Now what exactly can I stop to make this new computer run as it did when I bought it new 8 months ago?
@darkangel079 (1498)
• United States
11 Jan 08
It all depends on how much RAM you have - either 512MB of 1GB of RAM - but yes that is a big problem that the RAM is being used more often - maybe I can help out. If you go to msconfig and then Startup it should show a list of your files that are running in the background. There are certain things you can disable on Vista so that it can give you more breathing room. And you're correct that certain programs on Vista will not work - even if you chose the backwards compability mode.
@zenmachado (1617)
• United States
9 Jan 08
My response is more a huge ditto.
I abhor vista and all of its idocyncracies.
Not only is it complicated and full of difficult components, but its pletora of messages are a constant annoyance.
The only thing I enjoy about this new vista version of windows, is the desktop look. Yet with the screen visual being my only positive, ill be sticking with my XP for this frame of time.
@darkangel079 (1498)
• United States
9 Jan 08
Windows Vista was and still is a big disappointed. It's an under dog for now until the real version comes out in 2 years - this will not be a big disappointed - Microsoft Windows 7 (Vienna) will make a bigger difference.
@vin_kmr (227)
• India
11 Jan 08
Actually Vista is good os, but it does not soot for all system configuration. it is not so user friendly as XP. and more over it take the 10gb space of the hard disk to get installed. and 1GB ram is not sufficient for that. it needs atleast 2GB Ram, with good configuration of processor and mother board, And compulsory you should have an high end processor may be Quad core or atleast Dual Core machines. but still vista has got some good advantages. the Aero feature is good, and it is very protective by virus. they had only concentrated about the graphics of the OS instead of the performance, now days i am facing problems of copying in vista, it takes lot of time than Xp. for me too Home Basic version dint do any good thing. hope the OS get full version. waiting for the New version to come.
@Arkadus (895)
• Canada
11 Jan 08
The only thing it's ever done that annoyed me is that stupid security advisor, but hat was rather easily solved.

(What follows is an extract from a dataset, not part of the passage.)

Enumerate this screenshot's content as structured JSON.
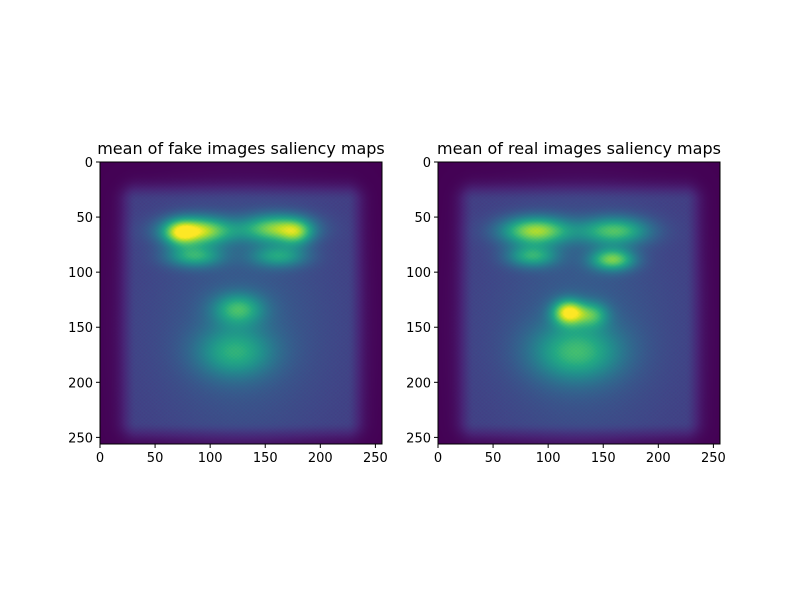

Aside from that I've only ever had one problem with something sending explorer.exe into an infinity loop of crash, restart, crash, restart... -_- Machine was still usable though, but I just reinstalled vista and it fixed up. Either way that's just the result of conflicting programs and could technically happen on any machine. Even though on my other computer that's been running for several years that's never, ever happened.
@BooZzZ (139)
• Netherlands
10 Jan 08
I have to say, it isn't as bad as everyone says (especially those Mac users who never touched a REAL computer, yes you heard me.. a pentium 1 with Windows 95 can do the same stuff as a Mac). However, you do need a good computer and good hardware to be able to run Vista properly. That being said, I really think XP was better when it was released. To bad I don't really have a choice, if I want to play new games I need Vista.
@darkangel079 (1498)
• United States
11 Jan 08
Exactly! That is what I have mentioned that it takes a good set of hardware parts to run Windows Vista - at least a Core 2 Duo processor with 2GB of DDR2 RAM - does not run well with DDR RAM - and good use with SATA/SATA2 Hard Drives - not very friendly or sufficient with regular IDE Hard Drives. Thanx for the recap though!